The Keyword Planner is a free AdWords tool for advertisers to enable users to build new search campaigns in AdWords or to expand existing ones, but it’s just as useful to identify the best search terms to target through an SEO campaign. It’s possible to search for keyword and adgroup ideas, see how a list of keywords might perform, and create a new keyword list by multiplying several lists of keywords together.

Amongst other changes introduced fairly recently is that now, instead of showing individual search volume estimates for each keyword or keyword phrase, Google has decided it would be better to lump all of that data together. So even though the keywords ‘SEO’ and ‘search engine optimisation’ are two different search variants, Google displays the search volume for both as the same. So while you might think that each keyword or keyword phrase has unique figures for its searches per month, Google actually adds these two terms’ results, to display the combined total for both.

It’s worth noting that the Google Keyword Planner’s figures have never been 100% accurate and this combined figure means that the tool is even less reliable than it used to be. As well as lumping data together, which can be an inaccurate way to perform keyword research or estimate search volumes for a Google Adwords campaign and it’s been speculated by some that there might be additional keywords included in with this data, completely skewing accurate estimates. This is why experienced SEO professionals use other premium tools, like Moz and SEMRush.

In summary, the Google Keyword Planner is now combining:

  • Plurals with non-plurals for any word in the keyword phrase
  • Some acronyms with longhand version (e.g. ‘SEO’ and ‘search engine optimisation’)
  • Stemming variants: -er, -ing, -ized, -ed etc keywords (ie. designer, designing, designed)
  • Words that can be spelled with or without space (ie. car park and carpark)
  • Words with and without punctuation (ie. kid toys and kid’s toys)

These aren’t always the case however, as ‘Christmas Day’ and ‘Xmas Day’ have different search volume results, which means that while Google is combining some data together, that’s not a hard and fast rule across the board.
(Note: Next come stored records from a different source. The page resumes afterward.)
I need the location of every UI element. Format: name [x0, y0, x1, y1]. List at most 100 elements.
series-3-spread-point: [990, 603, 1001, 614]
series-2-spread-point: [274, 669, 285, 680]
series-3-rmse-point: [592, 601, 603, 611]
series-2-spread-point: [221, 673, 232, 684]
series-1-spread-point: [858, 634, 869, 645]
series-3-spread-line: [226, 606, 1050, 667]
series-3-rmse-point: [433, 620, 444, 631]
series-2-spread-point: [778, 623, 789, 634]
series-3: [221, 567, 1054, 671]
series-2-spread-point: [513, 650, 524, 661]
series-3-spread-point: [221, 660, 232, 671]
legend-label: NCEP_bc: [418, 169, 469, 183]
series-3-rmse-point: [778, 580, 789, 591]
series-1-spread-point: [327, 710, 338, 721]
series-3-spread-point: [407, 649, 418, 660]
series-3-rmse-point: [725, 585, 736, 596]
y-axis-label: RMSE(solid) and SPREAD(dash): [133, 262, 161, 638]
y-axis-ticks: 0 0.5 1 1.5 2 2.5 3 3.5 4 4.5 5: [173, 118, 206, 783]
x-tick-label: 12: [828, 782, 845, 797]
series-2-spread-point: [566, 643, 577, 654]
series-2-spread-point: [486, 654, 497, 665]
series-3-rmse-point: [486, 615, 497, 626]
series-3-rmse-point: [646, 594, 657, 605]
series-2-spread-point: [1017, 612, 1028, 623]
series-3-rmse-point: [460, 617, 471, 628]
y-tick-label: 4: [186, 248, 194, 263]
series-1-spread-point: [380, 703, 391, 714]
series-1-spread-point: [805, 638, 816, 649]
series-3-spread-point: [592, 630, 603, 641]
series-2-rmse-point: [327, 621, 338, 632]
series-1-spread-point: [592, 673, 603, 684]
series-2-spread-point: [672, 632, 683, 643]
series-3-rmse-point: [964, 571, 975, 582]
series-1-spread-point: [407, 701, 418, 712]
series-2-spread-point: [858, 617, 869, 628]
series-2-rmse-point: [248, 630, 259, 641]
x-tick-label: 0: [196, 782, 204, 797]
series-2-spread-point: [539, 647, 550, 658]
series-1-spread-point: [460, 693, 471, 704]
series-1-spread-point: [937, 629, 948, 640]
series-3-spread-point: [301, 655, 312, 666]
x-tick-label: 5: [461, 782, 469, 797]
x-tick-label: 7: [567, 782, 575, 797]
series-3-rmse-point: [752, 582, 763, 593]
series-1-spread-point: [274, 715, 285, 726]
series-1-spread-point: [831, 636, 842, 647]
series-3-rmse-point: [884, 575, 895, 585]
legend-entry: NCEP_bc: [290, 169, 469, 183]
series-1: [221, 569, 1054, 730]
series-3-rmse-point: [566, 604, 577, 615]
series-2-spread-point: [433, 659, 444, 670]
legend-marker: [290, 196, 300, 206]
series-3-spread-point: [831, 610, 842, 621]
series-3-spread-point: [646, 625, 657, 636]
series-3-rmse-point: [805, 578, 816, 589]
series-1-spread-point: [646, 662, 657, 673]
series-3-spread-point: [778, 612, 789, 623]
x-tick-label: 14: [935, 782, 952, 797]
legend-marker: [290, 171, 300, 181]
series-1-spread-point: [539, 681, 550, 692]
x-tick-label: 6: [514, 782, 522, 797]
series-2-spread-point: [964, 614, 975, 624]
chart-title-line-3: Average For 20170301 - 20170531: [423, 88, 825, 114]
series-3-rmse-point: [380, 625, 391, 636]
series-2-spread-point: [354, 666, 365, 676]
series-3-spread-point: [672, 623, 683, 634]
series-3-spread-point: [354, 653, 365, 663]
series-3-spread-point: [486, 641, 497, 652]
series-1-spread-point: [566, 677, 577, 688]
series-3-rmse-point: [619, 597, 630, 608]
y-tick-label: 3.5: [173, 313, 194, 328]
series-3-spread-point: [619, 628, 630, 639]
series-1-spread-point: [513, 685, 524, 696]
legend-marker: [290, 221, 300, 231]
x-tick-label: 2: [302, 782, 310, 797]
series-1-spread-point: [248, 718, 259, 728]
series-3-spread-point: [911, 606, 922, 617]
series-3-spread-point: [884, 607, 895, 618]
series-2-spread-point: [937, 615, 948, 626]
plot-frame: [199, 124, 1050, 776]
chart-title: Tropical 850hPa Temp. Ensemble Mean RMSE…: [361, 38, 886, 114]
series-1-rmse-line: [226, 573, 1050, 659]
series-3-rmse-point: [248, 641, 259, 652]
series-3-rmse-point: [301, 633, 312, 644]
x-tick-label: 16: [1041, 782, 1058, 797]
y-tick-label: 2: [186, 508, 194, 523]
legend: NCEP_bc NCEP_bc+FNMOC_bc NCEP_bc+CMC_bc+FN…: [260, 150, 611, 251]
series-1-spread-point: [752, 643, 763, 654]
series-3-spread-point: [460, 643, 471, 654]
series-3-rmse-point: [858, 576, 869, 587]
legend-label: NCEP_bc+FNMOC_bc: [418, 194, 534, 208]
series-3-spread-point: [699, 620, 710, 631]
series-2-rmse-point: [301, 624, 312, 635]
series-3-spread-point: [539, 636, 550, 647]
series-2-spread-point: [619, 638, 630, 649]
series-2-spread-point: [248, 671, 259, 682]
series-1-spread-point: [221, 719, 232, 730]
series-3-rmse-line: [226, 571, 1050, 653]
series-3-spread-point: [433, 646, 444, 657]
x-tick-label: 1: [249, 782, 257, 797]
The other main change to the Keyword Planner is access. You would need to have an AdWords account to have full access to the data available from this tool, but not necessarily an active one, although this has now changed so that the data is more limited unless you are running an actively spending AdWords account. Although the spend is not necessarily high, it does mean that users do need to be spending money on AdWords for at least several weeks before being able to see the keyword data, which will otherwise be shown with some broad and fairly meaningless number ranges.